Девушка вне себя зашикала и приказала знаком замолчать, боясь первые несколько секунд после моего вопроса издавать вообще какие-либо звуки, поэтому вместо ожидаемого шипения на меня свалилась оглушительная тишина, рожденная ротообразным крестом ее губ.

– И вам не стыдно? Скажите мне, вам не стыдно? – упрекающим шепотом мне по голове.

Молодое позднеосеннее тело накрыло меня своей не вызывавшей сомнения законченностью, прижимаясь ко мне, переплетаясь со мной, пытаясь заглушить и впитать меня, когда последние отголоски эха Ахматова растащили по частям коридорные дети. Крестовидные губы силились дотянуться намного дальше моих ушей – они тянулись почти вплотную к стенкам, чтобы похоронить в словах еще не рожденное.

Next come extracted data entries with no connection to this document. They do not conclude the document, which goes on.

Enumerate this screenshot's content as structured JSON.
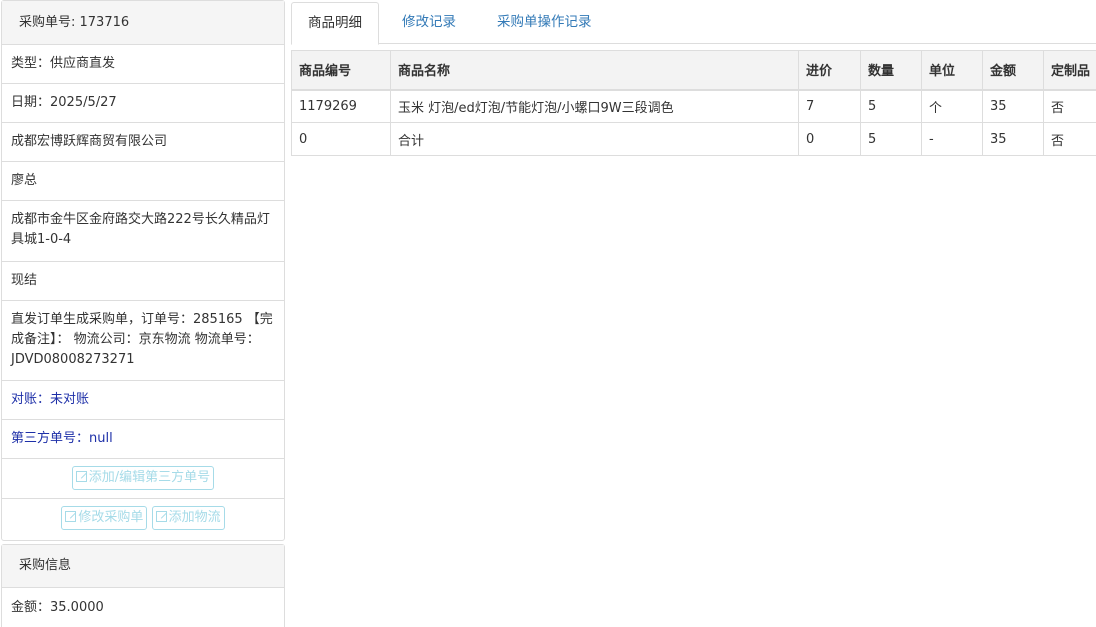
{
  "order": {
    "header": "采购单号: 173716",
    "type": "类型：供应商直发",
    "date": "日期：2025/5/27",
    "company": "成都宏博跃辉商贸有限公司",
    "contact": "廖总",
    "address": "成都市金牛区金府路交大路222号长久精品灯具城1-0-4",
    "payment": "现结",
    "remark": "直发订单生成采购单，订单号：285165 【完成备注】： 物流公司：京东物流 物流单号：JDVD08008273271",
    "reconcile": "对账：未对账",
    "third_party": "第三方单号：null",
    "btn_edit_third": "添加/编辑第三方单号",
    "btn_edit_order": "修改采购单",
    "btn_add_logistics": "添加物流"
  },
  "purchase_info": {
    "header": "采购信息",
    "amount": "金额：35.0000"
  },
  "tabs": [
    "商品明细",
    "修改记录",
    "采购单操作记录"
  ],
  "table": {
    "headers": [
      "商品编号",
      "商品名称",
      "进价",
      "数量",
      "单位",
      "金额",
      "定制品"
    ],
    "rows": [
      [
        "1179269",
        "玉米 灯泡/ed灯泡/节能灯泡/小螺口9W三段调色",
        "7",
        "5",
        "个",
        "35",
        "否"
      ],
      [
        "0",
        "合计",
        "0",
        "5",
        "-",
        "35",
        "否"
      ]
    ]
  }
}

Она намертво обвивала мою шею невысказанными упреками, чересчур далекими от реальности за пределами Бюро.

– Как вы можете такое спрашивать, я не думала, что вы так бессердечны! Вы уйдете, но мне-то дальше здесь работать, мне-то дальше…

…молиться ушам, чтобы на следующий день они не растрезвонили на все Бюро порочащие репутацию слухи, если не сказать точнее – бюропротивные сплетни.

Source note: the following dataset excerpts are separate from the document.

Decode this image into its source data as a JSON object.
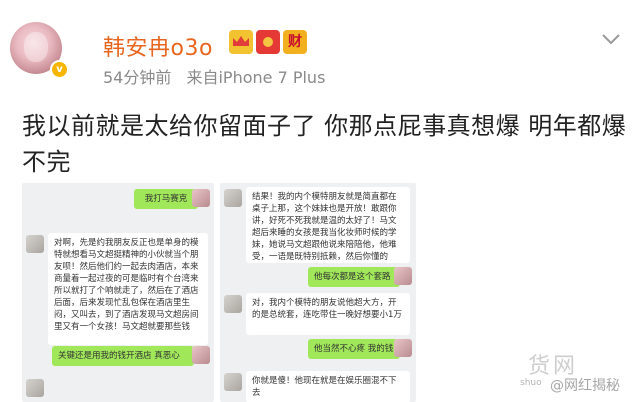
{
  "user": {
    "name": "韩安冉o3o",
    "verified_mark": "v",
    "badge_cai": "财"
  },
  "meta": {
    "time": "54分钟前",
    "source": "来自iPhone 7 Plus"
  },
  "post": {
    "text": "我以前就是太给你留面子了 你那点屁事真想爆 明年都爆不完"
  },
  "screenshot_left": {
    "bubbles": [
      "我打马赛克",
      "对啊，先是约我朋友反正也是单身的模特就想看马文超挺精神的小伙就当个朋友呗！然后他们约一起去肉酒店，本来商量着一起过夜的可是临时有个台湾来所以就打了个响就走了，然后在了酒店后面，后来发现忙乱包保在酒店里生闷，又叫去，到了酒店发现马文超房间里又有一个女孩！马文超就要那些钱",
      "关键还是用我的钱开酒店 真恶心"
    ]
  },
  "screenshot_right": {
    "bubbles": [
      "结果！我的内个模特朋友就是简直都在桌子上那，这个妹妹也是开放！敢跟你讲，好死不死我就是温的太好了！马文超后来睡的女孩是我当化妆师时候的学妹，她说马文超跟他说来陪陪他，他难受，一语是既特别抵赖，然后你懂的",
      "他每次都是这个套路",
      "对，我内个模特的朋友说他超大方，开的是总统套，连吃带住一晚好想要小1万",
      "他当然不心疼 我的钱",
      "你就是傻！他现在就是在娱乐圈混不下去"
    ]
  },
  "watermark": {
    "main": "货网",
    "site": "shuo",
    "sub": "@网红揭秘"
  }
}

– Я расскажу вам по секрету, но если Начальство узнает… Только обещайте мне…

– Обещаю, – растворилось в ее глотке.

Наш негласный союз оформили по всем протоколам и невидимым подпунктам, напечатанным мелким шрифтом и скрытым в низу листа, куда не опускается взгляд человека до тех пор, пока роковая подпись не даст о себе знать.

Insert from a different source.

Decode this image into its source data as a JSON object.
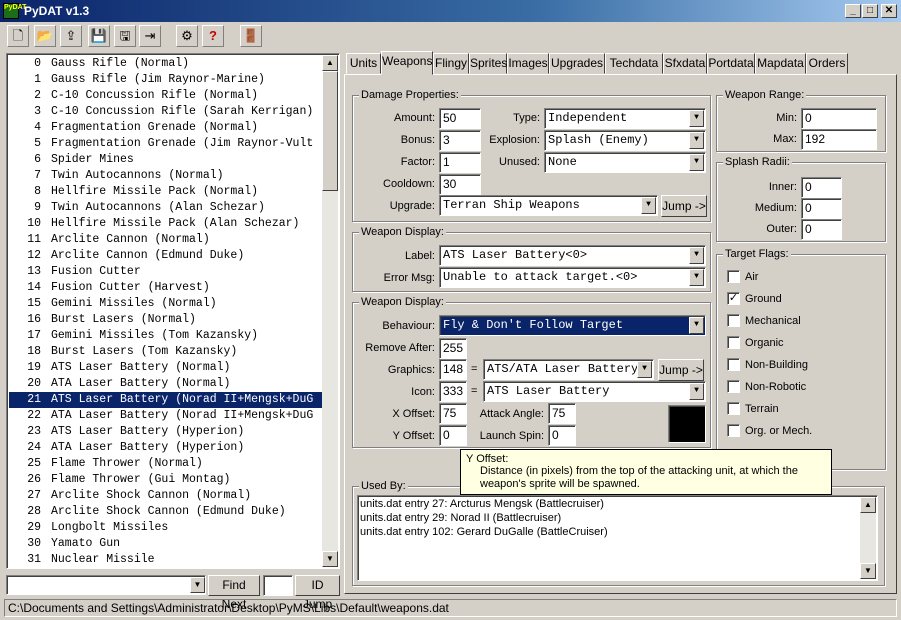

– Итак, слушайте, – обдало теплым взволнованным дыханием, – вы наверняка не знаете, но наше Начальство некоторое время отсутствовало. Да не смотрите вы туда! Вот, держите – так, наверное, будет лучше… Не знаю, что могло такого произойти, но две недели назад мы выходим как обычно на работу, занимаемся своими делами – ну там, знаете, оформление, отчисление и прочее. Неважно. Только мне нужно было к Начальству, как смотрю – в коридоре что-то изменилось, два года все было как прежде, а теперь глаза режет, а что именно – непонятно. Позвала Мари. Она ревет, держится за щеку, приложив платок, ничего сказать не может – вы еще успеете с ней познакомиться – что-то укает, а у самой на щеке отпечаток ладони пылает, словом, разобраться в ситуации тогда было сложно. То так подступлю к Мари, то эдак, расспрашиваю про щеку и вообще про Начальство – ни в какую. Ладно, сказала я себе, узнаю насчет коридора, авось мне чудится только. И знаете, что Мари? Она указывает мне на таблички над дверьми, а сама дура дурой ревет без перерыва и слова не скажет. Смотрю я на табличку над нашим кабинетом и глазам поверить не могу – «Господин П.Н. Ахматов», причем первое не как-то по-хозяйски приписано, а выглядит так, будто все время так и было. Прошлась, значится, по коридорам, а там то же самое и у господина Довлатова – ну, вы его видели, он только с господином Ахматовым разминулся – и у господина Памфлетова, словом, у всех! И буквы так аккуратно выведены, будто так всегда и было! Что самое главное, некому было это сделать, некому! только выходные успели пройти, на выходных Бюро официально не работает, а на новой неделе мы уже под началом… И это с приездом Начальства, с приездом господина Ахматова так, до этого никаких господинов на табличках не было. Спросить я, ясное дело, побоялась, а дело было вот в чем: спустя дня два после обнаружения проделки с табличками я выведала у Мари, что один из наших сотрудников обратился как-то к господину Ахматову без этой самой приставки, не подозревая даже, как это может аукнуться ему в будущем. Начальство, само собой, виду не подало, однако Мари говорит, что таким хмурым наше Начальство давно не было – теперь вы можете наблюдать этого уже бывшего сотрудника в коридоре, который, вон, глядите, вылавливает чуть ли не каждое мгновение, когда Начальство выходит из своего кабинета. Так и сидит теперь в коридоре дни напролет.

 

И она показала на сгорбленного на полу мужчину с фетровой измятой шляпой в руках, что чутко прислушивался к малейшему шороху в кабинете Ахматова, припадая время от времени лицом к полу в надежде заметить движения теней под полами двери или хотя бы намек на то, что Мари или даже сам господин Ахматов могут показаться в дверном проеме или хотя бы приблизиться к этой самой заветной двери. При более тщательном рассмотрении этот несуразный скрюченный человечек оказался ровно тем самым попутчиком, что как будто возвращался в Бюро и обязал заглянуть к нему, если что-то могло понадобиться. Не понадобилось. Теперь он распластался на полу в жалости и немилости покинутых господ, уже не замечая ни затоптанных перемолотых посетителей, тех самых коридорных, к которым он так боялся себя причислять в вагоне, которые не были готовы еще принять его в свои ряды и утешить, и задушить, но уже готовые вытоптать на его затылке коридорные инициалы – три цифры синим штампом по коже – номер в очереди.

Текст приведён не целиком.